Er was een getrouwd stel dat in een landelijk gebied van Spanje woonde. Hun huis was een bescheiden klein huisje, gelegen aan de rand van een drukke hoofdweg. Ze hadden twee dochters die beide tweelingmeisjes waren.
Naarmate ze ouder werden, gedroegen de tweeling zich heel goed. Ze hebben nooit gevochten of ruzie gemaakt. Ze leefden gelukkig samen en haatten het om gescheiden te zijn.
Op een dag moest de moeder naar de winkel gaan om wat melk en brood te kopen. Ze wilde de meisjes niet alleen laten, dus bracht ze ze mee. Ze greep beide meisjes bij de hand en leidde hen over de drukke weg.
Helaas was de moeder vergeten beide kanten te uitkijken voordat ze de straat overstak. Net toen ze de andere kant naderden, hoorde ze een luid gejank en toen een vreselijk knerpend geluid toen de kleine handen van haar dochters uit haar greep werden gerukt.
Toen de moeder ronddraaide om te kijken, schreeuwde ze vol afgrijzen naar wat ze zag en zakte neer op de stoep. De tweelingmeisjes waren overreden door een enorme vrachtwagen. De bloederige overblijfselen van de tweeling waren over de weg geploeterd.

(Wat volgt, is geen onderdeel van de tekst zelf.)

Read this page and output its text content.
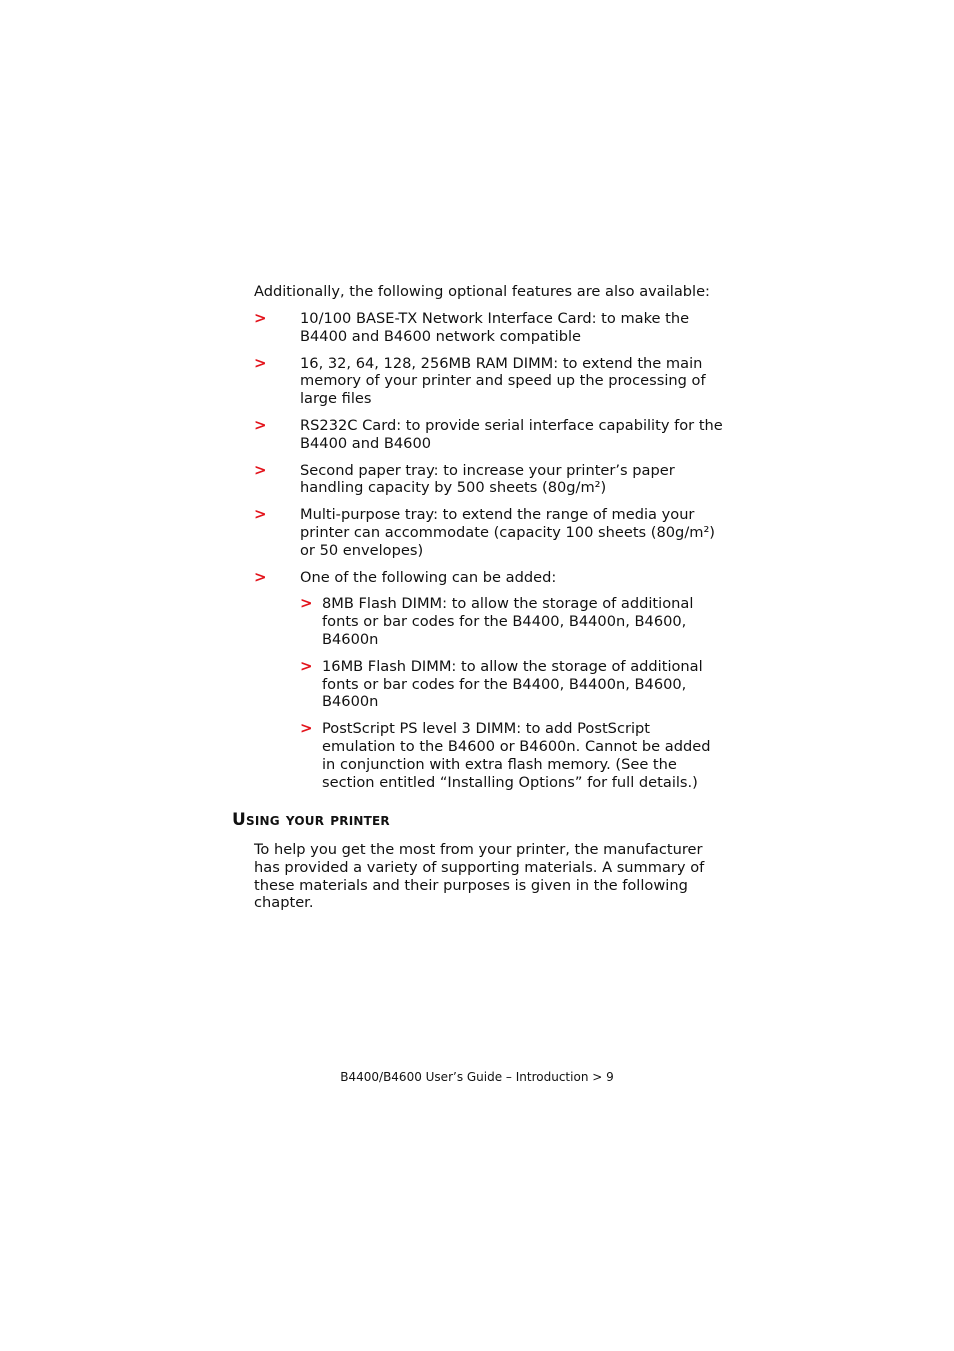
Additionally, the following optional features are also available:

> 10/100 BASE-TX Network Interface Card: to make the B4400 and B4600 network compatible
> 16, 32, 64, 128, 256MB RAM DIMM: to extend the main memory of your printer and speed up the processing of large files
> RS232C Card: to provide serial interface capability for the B4400 and B4600
> Second paper tray: to increase your printer’s paper handling capacity by 500 sheets (80g/m²)
> Multi-purpose tray: to extend the range of media your printer can accommodate (capacity 100 sheets (80g/m²) or 50 envelopes)
> One of the following can be added:
> 8MB Flash DIMM: to allow the storage of additional fonts or bar codes for the B4400, B4400n, B4600, B4600n
> 16MB Flash DIMM: to allow the storage of additional fonts or bar codes for the B4400, B4400n, B4600, B4600n
> PostScript PS level 3 DIMM: to add PostScript emulation to the B4600 or B4600n. Cannot be added in conjunction with extra flash memory. (See the section entitled “Installing Options” for full details.)
Using your printer

To help you get the most from your printer, the manufacturer has provided a variety of supporting materials. A summary of these materials and their purposes is given in the following chapter.

B4400/B4600 User’s Guide – Introduction > 9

De moeder begon hysterisch te huilen en snikken. Hoe ze ook probeerde, ze kon haar ogen niet losrukken van de twee grote rode strepen die de weg bevlekten.
Bij de begrafenis probeerde de vader zijn vrouw te troosten, maar ze was ontroostbaar. Keer op keer schreeuwde ze: "Dit is allemaal mijn schuld! Dit is allemaal mijn schuld! "
Vier jaar later woonden de vader en moeder nog steeds in hetzelfde huis naast de weg waar hun dochters waren omgekomen. De vrouw werd opnieuw zwanger. Het paar was verrast toen de dokters hem vertelden dat ze weer een tweeling zouden krijgen.
De ouders verheugden zich toen hun twee kleine meisjes werden geboren. Deze gelukkige gebeurtenis zorgde ervoor dat de moeder de tragedie van het verleden vergat. Toen de tweeling meisjes opgroeiden, waakten hun moeder en vader om nooit de vorige kinderen te noemen. Ze gedroegen zich alsof de overleden meisjes nooit hadden bestaan.
Op een dag speelden de twee kleine tweelingmeisjes in de tuin. Hun moeder kwam naar buiten en zei dat ze met haar naar de winkel moesten komen. Terwijl ze aan de rand van de weg stonden, greep de moeder de handen van de twee meisjes vast en hield ze stevig vast.
Plotseling, toen de moeder over de weg begon te lopen, begonnen de meisjes te worstelen en probeerden ze uit de greep van hun moeder te glippen.
"Nee, mama! Houd ons niet vast! "Riepen de tweeling samen. "We willen niet nog een keer sterven!"